3.      Jangan memakai high-heels ketika kau mencoba lari dari musuh.

 

   peraturan yang paling penting kala kau berusaha lari dari musuh yang mencoba memangsamu adalah kau tidak boleh gagal dalam melarikan diri. Karena ini sebuah momentum yang mempertaruhkan nyawamu, jika terjatuh, kau dipastikan tak bisa bangkit lagi dan mayatmu hanya akan diinjak-injak. [1]Orang-orang berjubah[2] itu tak akan segan-segan menyeretmu dan menawanmu dalam kerangkeng[3] seribu kilo meter di kedalaman perut bumi. [4]

Dan sialnya, aku mengabaikan peraturan itu.[5]

  Aku pun memejamkan mataku, pasrah, teramat pusing memandangi serpihan kertas yang berhamburan ke udara dalam motion yang seolah semakin saja melambat. Sudahlah, lagi pula aku sudah sangat muak dan lelah dengan semua pelarian ini. Apa ini memang sudah akhirnya?

Sampai di sini… Jadi, aku benar-benar menyerah?

“AKU MENANGKAPMU!!”

   Teriakan serak seseorang mengacaukan segala spekulasiku. Aku membuka mata dan… duar! kini ada seorang pria asing melotot memandangiku. Aku bahkan bisa merasakan nafasnya yang menderu tidak teratur dan ketakutan di matanya. Aku balas melotot-mengerutkan kening heran, bersamaan aku beranjak berdiri. Ia mulai mengendorkan cengkraman tangannya dari pinggangku lalu perlahan melepaskannya-tanpa mengalihkan tatapannya sejengkalpun terhadapku.[6] Dia.. penyelamat?atau… pengacau?[7]Malaikat atau Jin Ifrit?

   Tapi Bagaimana bisa manusia sepeduli itu?!! Jangan-jangan ia hanya musuh menyamar [8] apakah kita saling mengenal sebelumnya?[9]

Jika ya, Di mana?

Apakah di tumpukan halaman-halaman yang berusaha kuremas-remas sebelumya?[10]

..Dalam karma yang ingin kulupakan sebelumnya?[11]

Entah mengapa begitu sulit menjelaskannya, sampai-sampai membuatku merasa mual.

“Bajingan!”

Sial. 

   Aku rasa Seberapapun kerasnya aku berusaha menahan kata itu agar tak meluncur ke otakku dan keluar dari mulutku ataupun menjadi kebiasaan setelah hampir 14 hari sendirian, mengelana, dan berusaha membenahi diri di habitat manusia tangguh[12]. Semuanya akan tetap sia-sia pada akhirnya. Karena kata itu akan terus mencari jalannya sendiri, terutama jika kau sedang di tengah-tengah pelarian lalu kau dihadapkan dengan seorang pria aneh, berambut gondrong, berkaos oblong hitam yang semena-mena menjegal jalanmu. [13]

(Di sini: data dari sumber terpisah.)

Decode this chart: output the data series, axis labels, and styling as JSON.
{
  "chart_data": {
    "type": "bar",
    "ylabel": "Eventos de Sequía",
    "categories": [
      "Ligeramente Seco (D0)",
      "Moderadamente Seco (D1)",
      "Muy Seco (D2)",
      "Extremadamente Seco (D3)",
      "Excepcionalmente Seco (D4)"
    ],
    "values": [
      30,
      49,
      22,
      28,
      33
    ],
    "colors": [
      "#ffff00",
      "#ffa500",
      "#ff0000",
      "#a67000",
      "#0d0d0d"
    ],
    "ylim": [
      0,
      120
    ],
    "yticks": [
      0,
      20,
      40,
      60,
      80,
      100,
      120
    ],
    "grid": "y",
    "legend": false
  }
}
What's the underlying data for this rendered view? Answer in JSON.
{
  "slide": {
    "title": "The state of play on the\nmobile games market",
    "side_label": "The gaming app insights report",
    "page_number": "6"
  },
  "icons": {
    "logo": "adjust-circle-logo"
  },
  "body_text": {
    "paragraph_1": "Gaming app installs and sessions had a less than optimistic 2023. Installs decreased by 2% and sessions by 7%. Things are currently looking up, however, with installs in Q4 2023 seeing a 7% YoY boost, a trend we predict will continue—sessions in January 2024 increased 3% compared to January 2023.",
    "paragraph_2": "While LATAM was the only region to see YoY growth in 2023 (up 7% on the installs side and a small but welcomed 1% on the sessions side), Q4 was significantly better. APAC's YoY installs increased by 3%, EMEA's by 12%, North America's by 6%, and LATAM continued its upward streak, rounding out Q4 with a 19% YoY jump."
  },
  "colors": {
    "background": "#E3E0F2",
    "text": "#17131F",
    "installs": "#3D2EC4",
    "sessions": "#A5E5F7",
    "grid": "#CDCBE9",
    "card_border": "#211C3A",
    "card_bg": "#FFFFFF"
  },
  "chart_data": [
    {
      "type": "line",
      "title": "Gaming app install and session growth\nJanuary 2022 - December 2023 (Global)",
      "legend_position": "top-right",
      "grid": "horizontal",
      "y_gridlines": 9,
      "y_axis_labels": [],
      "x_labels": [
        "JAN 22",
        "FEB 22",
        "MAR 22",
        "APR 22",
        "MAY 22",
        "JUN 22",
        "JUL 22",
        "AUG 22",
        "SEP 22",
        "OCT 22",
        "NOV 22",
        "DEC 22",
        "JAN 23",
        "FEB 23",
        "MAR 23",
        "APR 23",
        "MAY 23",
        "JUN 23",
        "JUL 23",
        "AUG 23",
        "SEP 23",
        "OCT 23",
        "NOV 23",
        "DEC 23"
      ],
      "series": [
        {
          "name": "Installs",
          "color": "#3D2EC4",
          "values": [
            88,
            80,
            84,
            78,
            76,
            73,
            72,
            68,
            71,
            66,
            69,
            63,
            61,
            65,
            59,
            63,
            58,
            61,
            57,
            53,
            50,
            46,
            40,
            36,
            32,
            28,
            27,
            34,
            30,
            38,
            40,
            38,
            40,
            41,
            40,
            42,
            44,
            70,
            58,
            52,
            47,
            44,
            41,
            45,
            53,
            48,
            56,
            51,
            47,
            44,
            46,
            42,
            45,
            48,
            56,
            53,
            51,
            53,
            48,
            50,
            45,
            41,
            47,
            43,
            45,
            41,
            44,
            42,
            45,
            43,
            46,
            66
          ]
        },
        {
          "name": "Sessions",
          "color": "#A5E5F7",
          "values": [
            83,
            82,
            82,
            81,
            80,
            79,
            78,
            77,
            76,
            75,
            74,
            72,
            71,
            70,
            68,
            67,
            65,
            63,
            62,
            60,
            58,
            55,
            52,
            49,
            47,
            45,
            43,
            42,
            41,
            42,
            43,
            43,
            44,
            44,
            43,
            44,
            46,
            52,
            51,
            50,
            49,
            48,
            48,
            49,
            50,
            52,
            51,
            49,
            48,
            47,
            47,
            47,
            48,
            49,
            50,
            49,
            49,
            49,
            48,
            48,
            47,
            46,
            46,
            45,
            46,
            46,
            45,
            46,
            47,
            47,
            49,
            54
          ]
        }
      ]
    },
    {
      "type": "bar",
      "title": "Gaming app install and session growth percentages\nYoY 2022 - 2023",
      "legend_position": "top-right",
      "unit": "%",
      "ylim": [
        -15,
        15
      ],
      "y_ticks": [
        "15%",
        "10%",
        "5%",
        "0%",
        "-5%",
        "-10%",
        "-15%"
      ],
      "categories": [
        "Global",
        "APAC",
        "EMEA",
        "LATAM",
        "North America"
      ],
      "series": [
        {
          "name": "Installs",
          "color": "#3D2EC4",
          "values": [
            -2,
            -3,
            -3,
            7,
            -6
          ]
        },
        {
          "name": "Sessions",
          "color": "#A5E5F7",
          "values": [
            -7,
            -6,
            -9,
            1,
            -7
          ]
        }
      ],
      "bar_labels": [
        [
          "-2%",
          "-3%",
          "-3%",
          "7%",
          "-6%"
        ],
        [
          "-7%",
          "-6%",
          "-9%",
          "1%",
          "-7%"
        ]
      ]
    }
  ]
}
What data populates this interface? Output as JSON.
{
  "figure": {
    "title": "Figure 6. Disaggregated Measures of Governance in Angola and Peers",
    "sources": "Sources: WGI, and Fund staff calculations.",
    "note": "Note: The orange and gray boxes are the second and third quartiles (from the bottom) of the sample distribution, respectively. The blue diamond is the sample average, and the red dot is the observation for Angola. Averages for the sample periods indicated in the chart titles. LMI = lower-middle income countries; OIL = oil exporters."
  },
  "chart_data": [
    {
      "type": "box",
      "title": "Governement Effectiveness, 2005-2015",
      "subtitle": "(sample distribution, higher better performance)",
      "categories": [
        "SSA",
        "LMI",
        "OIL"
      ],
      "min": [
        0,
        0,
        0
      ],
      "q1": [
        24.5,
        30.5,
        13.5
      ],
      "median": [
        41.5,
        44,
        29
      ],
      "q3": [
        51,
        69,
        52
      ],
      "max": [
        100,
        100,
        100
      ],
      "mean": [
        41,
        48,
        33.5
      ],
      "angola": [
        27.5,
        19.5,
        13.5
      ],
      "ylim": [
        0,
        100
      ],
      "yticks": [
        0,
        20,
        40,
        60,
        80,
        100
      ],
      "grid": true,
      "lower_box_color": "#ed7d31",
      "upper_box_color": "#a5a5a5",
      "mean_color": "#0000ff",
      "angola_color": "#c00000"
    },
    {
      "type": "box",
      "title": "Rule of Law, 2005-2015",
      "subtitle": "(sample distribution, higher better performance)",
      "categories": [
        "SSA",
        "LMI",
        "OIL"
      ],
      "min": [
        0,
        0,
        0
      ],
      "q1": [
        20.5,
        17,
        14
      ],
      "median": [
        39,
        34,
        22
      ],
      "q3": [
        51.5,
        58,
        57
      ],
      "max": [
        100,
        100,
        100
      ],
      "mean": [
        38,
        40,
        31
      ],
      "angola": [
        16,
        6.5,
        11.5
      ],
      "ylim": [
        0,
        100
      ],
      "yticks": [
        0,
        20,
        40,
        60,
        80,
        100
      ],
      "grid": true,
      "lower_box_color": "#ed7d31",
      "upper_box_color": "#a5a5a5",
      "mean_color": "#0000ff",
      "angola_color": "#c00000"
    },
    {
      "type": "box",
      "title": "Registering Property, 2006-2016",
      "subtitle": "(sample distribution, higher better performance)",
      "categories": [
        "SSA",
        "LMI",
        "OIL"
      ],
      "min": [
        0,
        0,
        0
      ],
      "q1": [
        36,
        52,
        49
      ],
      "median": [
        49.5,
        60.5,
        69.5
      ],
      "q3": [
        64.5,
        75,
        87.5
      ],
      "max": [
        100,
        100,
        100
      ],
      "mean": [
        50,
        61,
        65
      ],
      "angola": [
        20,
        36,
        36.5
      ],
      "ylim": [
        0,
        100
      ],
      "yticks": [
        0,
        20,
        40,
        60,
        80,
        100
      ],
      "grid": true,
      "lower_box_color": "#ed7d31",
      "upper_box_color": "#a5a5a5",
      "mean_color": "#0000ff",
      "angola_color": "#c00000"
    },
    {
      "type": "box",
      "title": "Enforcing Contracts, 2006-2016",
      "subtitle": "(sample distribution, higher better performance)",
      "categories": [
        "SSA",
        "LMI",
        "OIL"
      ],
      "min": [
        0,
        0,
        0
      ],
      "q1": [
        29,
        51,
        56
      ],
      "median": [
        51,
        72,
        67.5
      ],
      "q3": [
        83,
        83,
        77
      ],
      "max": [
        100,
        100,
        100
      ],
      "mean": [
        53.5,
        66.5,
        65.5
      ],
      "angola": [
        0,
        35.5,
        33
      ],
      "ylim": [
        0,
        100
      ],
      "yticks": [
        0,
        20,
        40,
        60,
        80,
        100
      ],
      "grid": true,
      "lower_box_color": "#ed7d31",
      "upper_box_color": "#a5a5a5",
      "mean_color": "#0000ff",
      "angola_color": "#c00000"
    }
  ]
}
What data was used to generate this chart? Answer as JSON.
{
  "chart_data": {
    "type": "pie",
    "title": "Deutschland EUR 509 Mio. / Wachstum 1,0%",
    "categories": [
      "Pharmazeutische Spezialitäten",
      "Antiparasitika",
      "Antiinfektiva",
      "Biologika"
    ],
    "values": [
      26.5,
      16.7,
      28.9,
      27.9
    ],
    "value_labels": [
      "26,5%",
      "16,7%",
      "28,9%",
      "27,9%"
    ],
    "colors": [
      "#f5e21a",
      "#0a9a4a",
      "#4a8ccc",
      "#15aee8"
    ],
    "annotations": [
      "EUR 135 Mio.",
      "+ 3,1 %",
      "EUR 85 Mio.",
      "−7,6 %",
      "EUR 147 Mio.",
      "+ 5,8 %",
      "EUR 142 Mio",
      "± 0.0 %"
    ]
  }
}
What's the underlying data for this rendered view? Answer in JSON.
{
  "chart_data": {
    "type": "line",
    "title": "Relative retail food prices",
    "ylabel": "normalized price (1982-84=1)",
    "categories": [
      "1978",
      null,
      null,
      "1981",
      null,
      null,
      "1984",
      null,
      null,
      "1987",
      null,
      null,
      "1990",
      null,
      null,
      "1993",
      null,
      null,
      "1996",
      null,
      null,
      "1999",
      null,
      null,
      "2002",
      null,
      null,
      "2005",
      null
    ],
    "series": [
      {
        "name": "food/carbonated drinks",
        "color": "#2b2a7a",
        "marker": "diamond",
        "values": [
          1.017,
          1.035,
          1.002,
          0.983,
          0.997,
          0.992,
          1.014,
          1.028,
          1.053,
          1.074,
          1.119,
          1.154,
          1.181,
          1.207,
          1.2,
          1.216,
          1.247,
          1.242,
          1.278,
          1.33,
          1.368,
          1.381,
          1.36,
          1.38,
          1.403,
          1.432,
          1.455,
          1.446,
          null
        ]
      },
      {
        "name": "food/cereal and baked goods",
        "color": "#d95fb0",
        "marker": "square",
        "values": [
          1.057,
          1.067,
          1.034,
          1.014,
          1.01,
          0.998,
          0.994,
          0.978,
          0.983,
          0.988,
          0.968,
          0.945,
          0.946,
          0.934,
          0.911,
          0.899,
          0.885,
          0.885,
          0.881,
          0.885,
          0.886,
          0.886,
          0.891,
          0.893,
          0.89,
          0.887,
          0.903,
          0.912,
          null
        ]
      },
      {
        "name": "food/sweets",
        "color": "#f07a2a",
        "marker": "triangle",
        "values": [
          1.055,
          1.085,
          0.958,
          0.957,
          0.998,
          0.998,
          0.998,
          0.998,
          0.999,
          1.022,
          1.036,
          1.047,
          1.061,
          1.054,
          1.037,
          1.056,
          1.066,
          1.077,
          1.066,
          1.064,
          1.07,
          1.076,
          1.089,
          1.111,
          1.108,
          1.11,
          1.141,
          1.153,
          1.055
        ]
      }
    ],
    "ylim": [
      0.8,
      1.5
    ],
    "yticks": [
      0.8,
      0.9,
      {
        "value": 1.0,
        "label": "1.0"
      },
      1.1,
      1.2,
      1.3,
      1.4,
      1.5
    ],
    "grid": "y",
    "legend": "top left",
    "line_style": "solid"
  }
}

“A-apa kau bilang?! aku telah menyelamatkanmu, kau tergelincir dan hampir saja terjatuh kalau aku tak menangkapmu. Kaulah yang menabraku duluan”.  Tadi kau berlari.. lari.. sangat cepat, meliuk dan terpleset oleh sepatu higheelsmu…!!

Tidak, bukan kau!

Mengapa rasanya semua ini seperti mimpi terindah dan familiar yang ingin kusaksikan berulang-ulang di setiap tidurku?[14]

“Maaf! Aku mengatai diriku sendiri”.

“apa?! Mengapa kau membodoh-bodohkan dirimu sendiri?!”

 Sungguh respons yang luar biasa nan mengejutkan, pria itu malah membelalak dan bersimpati memandangiku.

“Terima kasih telah menyelamatkanku, sekali lagi aku minta maaf”.

   Dia tersenyum lembut padaku, membuat betapapun usahaku agar bersikap datar dan mengacuhkannya jadi sia-sia. di luar dugaanku dari berusaha memulai percakapan yang membosankan, pria ini sontak menggeleng dan tersenyum sembari mulai merapikan kekacauan yang telah kuperbuat. Ia terlihat mencari-cari sesuatu mengedarkan pandangannya ke sekeliling lalu memungut sebuah papan besar yang terlempar cukup jauh dari tempat kami berdiri. Ia dengan lihai mengambil beberapa kertas dan meletakannya ke atas papan. Aku pun juga memungut beberapa kertas dan menyadari-

   Mengapa sensasi ini terasa begitu familiar? Seakan kau mengingat sebuah visi yang telah lama terlupakan, dan ini amat menyentakmu.[15] Ternyata ini merupakan potongan-potongan peta sebuah wilayah.[16] Apakah ini semacam kolase?[17] Aku membatin dalam hening, berjongkok mendekati laki-laki itu. Ia tampak amat serius berusaha menyusun potongan-potongan kertas itu hingga dia mengabaikanku.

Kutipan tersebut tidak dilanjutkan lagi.